Foto: René Cabrales Foto: René Cabrales
Ficção? Filme de Elio Petri*? Nada disso. O enredo poderia ter transcorrido, por exemplo, no campus da PUC/RS, em Porto Alegre, onde funciona a People Beauty Estética & Cabeleireiros, que atende a uma clientela formada por alunos, professores e funcionários da universidade. A instituição gaúcha não é um caso isolado. De 20 anos para cá, alastrou-se pelo mundo afora um modelo de cidade universitária que busca facilitar, ao máximo, a vida dos que permanecem dentro dela por quase todo o dia. A instalação de verdadeiros shopping centers nos campi é uma tendência que tem como referência universidades como as de Warwick (Inglaterra), Cambridge e Atlanta (Estados Unidos) ou Quebec (Canadá). No Brasil, chegou na década de 90, mas ainda é incipiente.
A maior parte das instituições de ensino superior do país engatinha nessa tarefa.
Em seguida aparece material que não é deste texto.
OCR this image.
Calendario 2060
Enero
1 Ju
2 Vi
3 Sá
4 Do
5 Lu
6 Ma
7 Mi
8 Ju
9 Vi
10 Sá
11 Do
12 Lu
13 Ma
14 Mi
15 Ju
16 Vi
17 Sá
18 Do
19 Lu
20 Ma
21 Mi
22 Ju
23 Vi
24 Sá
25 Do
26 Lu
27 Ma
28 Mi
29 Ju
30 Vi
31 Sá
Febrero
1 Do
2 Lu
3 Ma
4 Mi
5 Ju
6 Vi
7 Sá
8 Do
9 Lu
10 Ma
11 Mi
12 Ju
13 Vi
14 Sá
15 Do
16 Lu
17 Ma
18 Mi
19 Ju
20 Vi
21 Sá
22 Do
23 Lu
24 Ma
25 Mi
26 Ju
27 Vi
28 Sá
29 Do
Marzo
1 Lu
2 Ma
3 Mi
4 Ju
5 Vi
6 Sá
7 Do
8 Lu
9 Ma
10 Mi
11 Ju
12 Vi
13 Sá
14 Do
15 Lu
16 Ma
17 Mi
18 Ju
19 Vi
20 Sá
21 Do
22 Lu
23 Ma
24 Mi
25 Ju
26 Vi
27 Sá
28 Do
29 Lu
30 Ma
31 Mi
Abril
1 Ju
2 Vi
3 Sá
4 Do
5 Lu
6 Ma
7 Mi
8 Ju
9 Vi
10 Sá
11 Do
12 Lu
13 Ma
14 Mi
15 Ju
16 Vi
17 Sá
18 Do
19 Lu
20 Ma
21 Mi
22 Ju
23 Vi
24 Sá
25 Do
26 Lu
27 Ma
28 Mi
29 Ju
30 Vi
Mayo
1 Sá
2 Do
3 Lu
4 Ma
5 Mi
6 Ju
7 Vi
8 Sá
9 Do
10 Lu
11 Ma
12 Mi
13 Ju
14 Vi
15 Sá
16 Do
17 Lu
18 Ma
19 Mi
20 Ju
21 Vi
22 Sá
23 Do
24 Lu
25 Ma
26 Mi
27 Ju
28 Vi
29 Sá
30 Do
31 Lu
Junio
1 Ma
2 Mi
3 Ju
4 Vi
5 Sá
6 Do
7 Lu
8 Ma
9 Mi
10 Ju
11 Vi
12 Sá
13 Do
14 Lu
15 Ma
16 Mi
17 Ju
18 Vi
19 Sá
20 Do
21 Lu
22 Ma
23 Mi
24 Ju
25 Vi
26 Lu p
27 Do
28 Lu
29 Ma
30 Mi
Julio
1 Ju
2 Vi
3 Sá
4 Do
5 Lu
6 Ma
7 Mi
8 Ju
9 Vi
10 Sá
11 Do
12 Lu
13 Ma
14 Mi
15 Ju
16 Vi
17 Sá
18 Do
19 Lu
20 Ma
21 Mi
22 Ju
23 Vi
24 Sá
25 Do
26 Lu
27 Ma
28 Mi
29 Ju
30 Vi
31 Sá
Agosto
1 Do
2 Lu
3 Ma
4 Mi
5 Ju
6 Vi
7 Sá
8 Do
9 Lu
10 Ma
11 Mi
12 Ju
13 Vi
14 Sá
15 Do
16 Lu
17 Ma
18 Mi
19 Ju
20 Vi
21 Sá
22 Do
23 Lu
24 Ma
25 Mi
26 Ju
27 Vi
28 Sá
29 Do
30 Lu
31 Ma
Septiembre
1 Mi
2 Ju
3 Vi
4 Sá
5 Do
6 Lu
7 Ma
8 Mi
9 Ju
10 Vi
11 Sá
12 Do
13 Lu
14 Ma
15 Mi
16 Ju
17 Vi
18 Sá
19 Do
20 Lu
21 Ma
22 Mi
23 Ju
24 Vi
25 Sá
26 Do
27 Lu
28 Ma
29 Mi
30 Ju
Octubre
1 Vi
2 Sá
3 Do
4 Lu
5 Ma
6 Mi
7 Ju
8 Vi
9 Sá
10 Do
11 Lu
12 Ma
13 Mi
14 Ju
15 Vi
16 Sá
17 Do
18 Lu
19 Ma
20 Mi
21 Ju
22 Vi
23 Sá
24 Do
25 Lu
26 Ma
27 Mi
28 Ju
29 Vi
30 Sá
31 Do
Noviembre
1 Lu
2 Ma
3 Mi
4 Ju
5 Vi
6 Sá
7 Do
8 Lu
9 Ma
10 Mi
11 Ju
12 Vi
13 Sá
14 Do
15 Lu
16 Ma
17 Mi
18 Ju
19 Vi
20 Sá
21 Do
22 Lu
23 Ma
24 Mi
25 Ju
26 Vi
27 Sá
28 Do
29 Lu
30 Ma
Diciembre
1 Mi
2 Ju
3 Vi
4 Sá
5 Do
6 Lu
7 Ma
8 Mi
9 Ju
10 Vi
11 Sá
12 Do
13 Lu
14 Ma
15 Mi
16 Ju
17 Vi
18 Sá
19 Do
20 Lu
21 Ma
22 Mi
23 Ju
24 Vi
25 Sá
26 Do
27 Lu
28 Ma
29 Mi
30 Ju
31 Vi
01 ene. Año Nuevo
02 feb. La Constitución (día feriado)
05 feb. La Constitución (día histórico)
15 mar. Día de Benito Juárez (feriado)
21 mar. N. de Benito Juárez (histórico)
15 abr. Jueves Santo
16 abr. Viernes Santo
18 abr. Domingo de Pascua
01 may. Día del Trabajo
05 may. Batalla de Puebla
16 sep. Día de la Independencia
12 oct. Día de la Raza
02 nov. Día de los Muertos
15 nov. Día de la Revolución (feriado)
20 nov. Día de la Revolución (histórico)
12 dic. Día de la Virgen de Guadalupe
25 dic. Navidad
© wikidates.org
A USP, por exemplo, só agora começa a desenhar sua área de serviços e compras, enquanto a Unisul, de Florianópolis, sonha implantar uma arena multiuso para atividades de cultura e esporte, aberta ao público externo. No Rio Grande do Sul, PUC, UCS (Universidade de Caxias do Sul), Ulbra e Unisinos já tomaram a iniciativa de atender aos anseios dos alunos. O Centro de Serviços da PUC/RS, por exemplo, surgiu em 1997. Hoje, circulam por ali cerca de 15 mil pessoas por dia. Conta com três livrarias, restaurante, cafeteria, farmácia, agência de correios, cinefoto, lojas de bijuterias e presentes, além de uma agência bancária e quatro caixas eletrônicos.
“Antes, não havia opções no campus. Se o aluno queria comprar remédio para dor de cabeça, precisava sair”, lembra o gerente de eventos e espaços físicos da PUC/RS, João Carlos Gasparin. O Centro de Serviços foi criado após uma pesquisa que identificou as principais necessidades dos cerca de 30 mil alunos da instituição. Apenas duas lojas não vingaram – cds e informática. Uma das mais antigas arrendatárias é a livreira Lussana Soares de Souza, dona da Livraria Editora Acadêmica. O pai dela foi pioneiro ao instalar uma pequena livraria no prédio 5 da PUC/RS há 25 anos. “É uma vida inteira em contato com a comunidade acadêmica. A gente conhece o cliente pelo nome”, diz Lussana.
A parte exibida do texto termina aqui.